Another more practical formula at least as I am concerned is 2 buffer to buffer credits per KM.

OK now let's look at how they fit in with our MDS

So you may know the internal structure of the MDS is that basically each set of ports is allocated to a port-group, this is very similiar to most modern day switches (but modern day switches hide a lot of the buffer allocation magic)

Let's look at the port resource command and we can get a bit of information and explain along the way:

MDS1# show port-resources module 2
Module 2
Available dedicated buffers are 4656

Port-Group 1
Total bandwidth is 12.8 Gbps
Total shared bandwidth is 12.8 Gbps
Allocated dedicated bandwidth is 0.0 Gbps
--------------------------------------------------------------------
Interfaces in the Port-Group       B2B Credit Bandwidth Rate Mode
                                        Buffers     (Gbps)
--------------------------------------------------------------------
fc2/1                                      16        4.0 shared
fc2/2                                      16        4.0 shared
fc2/3                                      16        4.0 shared
fc2/4                                      16        4.0 shared
fc2/5                                      16        4.0 shared
fc2/6                                      16        4.0 shared
fc2/7                                      16        4.0 shared
fc2/8                                      16        4.0 shared

Ok let's look at the basic output first, if you notice each of the interfaces, you will see that each interface has the default allocation of 16 buffers, the exact number of buffers allocated varies by interface and by what mode you set the interface to, E ports tend to get a lot more buffers because obviously they normally have a lot more traffic going over them.

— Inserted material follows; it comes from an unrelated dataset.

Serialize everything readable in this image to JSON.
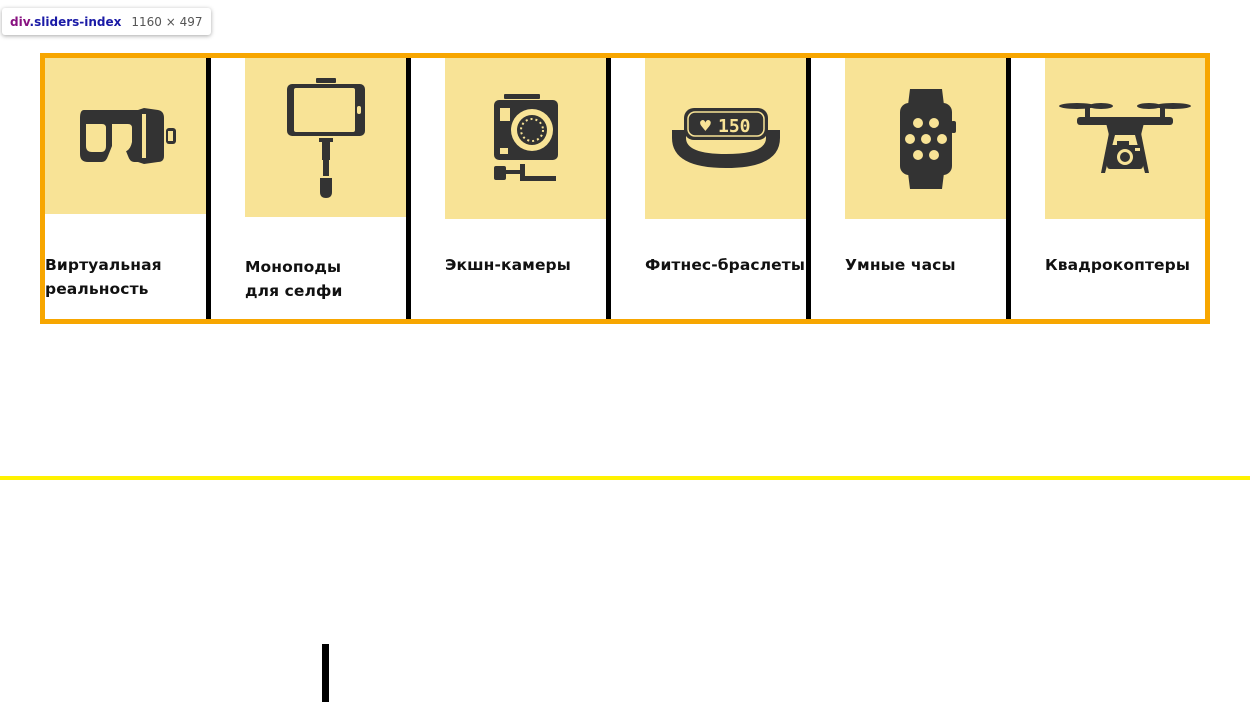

So, when we have a port with let's say 16 buffers, that means this interface is GUARANTEED that we will give him 16 buffers at least, no matter what situation the rest of the switch is in, even if its smashing away doing a thousand gigabits per second, we guarantee those buffers to our interface

This value is adjustable for each port as we will see later, and as mentioned it's actually changed by the switch automatically depending on what kind of port you configure, and what speed that port is, it will also change depending on the hardware of the module

From the Cisco Documentation:
http://www.cisco.com/en/US/docs/switches/datacenter/mds9000/sw/5_0/configuration/guides/int/nxos/buffers.html
"

The receive BB_credit values depend on the module type and the port mode, as follows:

•

For 16-port switching modules and full rate ports, the default value is 16 for Fx mode and 255 for E or TE modes. The maximum value is 255 in all modes. This value can be changed as required.

•

For 32-port switching modules and host-optimized ports, the default value is 12 for Fx, E, and TE modes. These values cannot be changed.

•

For Generation 2 and Generation 3 switching modules, see the "Buffer Pools" section."

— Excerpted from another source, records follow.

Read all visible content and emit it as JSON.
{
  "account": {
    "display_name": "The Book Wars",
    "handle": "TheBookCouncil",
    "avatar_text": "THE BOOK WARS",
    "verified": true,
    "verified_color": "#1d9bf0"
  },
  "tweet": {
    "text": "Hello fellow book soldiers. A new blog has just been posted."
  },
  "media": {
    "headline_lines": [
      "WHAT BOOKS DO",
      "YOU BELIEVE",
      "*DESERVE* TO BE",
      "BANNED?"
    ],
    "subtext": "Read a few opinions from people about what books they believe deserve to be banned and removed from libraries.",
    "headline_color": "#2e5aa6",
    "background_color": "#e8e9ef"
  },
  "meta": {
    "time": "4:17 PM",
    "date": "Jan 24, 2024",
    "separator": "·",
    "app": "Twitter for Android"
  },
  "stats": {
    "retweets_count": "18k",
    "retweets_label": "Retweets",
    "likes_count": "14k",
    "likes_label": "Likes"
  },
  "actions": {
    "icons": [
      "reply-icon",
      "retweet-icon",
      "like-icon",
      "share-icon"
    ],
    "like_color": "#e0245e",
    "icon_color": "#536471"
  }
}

If we take a look at interface fc2/2 for example, which is configured as an F Port, we see the following:

MDS1# show int fc2/2 bbcredit
fc2/2 is up
    Transmit B2B Credit is 3
    Receive B2B Credit is 16
      16 receive B2B credit remaining
      3 transmit B2B credit remaining
      3 low priority transmit B2B credit remaining

The credits allocated to this interface are shown, as you can see, we see a term here, transmit B2B credit, why is that so low? The reason is that this port is connected to a HBA, and the HBA on this particular server does not have all that much buffer space, so it transmits a message saying hey i only have 3 B2B credits spare.

So the FC ports communicate this with each other as you can see above :)

Let's look at how we can manually change the buffer to buffer credits on an interface:

MDS1(config-if)# switchport fcrxbbcredit 24 ? mode   Configure receive BB_credit for specific mode

Here you can see that we could just specify the amount of BB credits, but we have more interesting options avialable to us too!

MDS1(config-if)# switchport fcrxbbcredit 500 mode ?
E   Configure receive BB_credit for E or TE mode
Fx Configure receive BB_credit for F or FL mode

We can pre-configure a port to say OK if it's in E mode, use these buffer credits, if it's in F mode, use these buffer credits

MDS1(config-if)# switchport fcrxbbcredit ?
1-500>              Enter receive BB_credit
default              Default receive BB_credit
extended             Configure extended BB_credit for the port
performance-buffers Configure performance buffers for receive BB_credit

We can specify both performance and extended buffer credits too, performance buffer credits are additional buffer credits on top of the already allocated buffer credits, but are only available in some line cards and modules:

MDS1(config-if)# switchport fcrxbbcredit performance-buffers ?
1-145> Enter performance buffers for receive BB_credit
default Default performance buffers for receive BB_credit

MDS1(config-if)# switchport fcrxbbcredit performance-buffers 145 ?

MDS1(config-if)# switchport fcrxbbcredit performance-buffers 145
fc2/1: (error) requested config change not allowed
MDS1(config-if)# switchport fcrxbbcredit performance-buffers 1
fc2/1: (error) requested config change not allowed
As you can see from the above I don't have a single buffer available :( No performance buffers for me!

However, by enabling the feature:

feature fcrxbbcredit extended

I now have additional buffer to buffer credits I can allocate:

MDS1(config-if)# switchport fcrxbbcredit extended ?
256-4095> Enter extended credit receive BB_credit

MDS1(config-if)# switchport fcrxbbcredit extended 256

So! This shows the basics of buffer to buffer credits, but a few questions remain.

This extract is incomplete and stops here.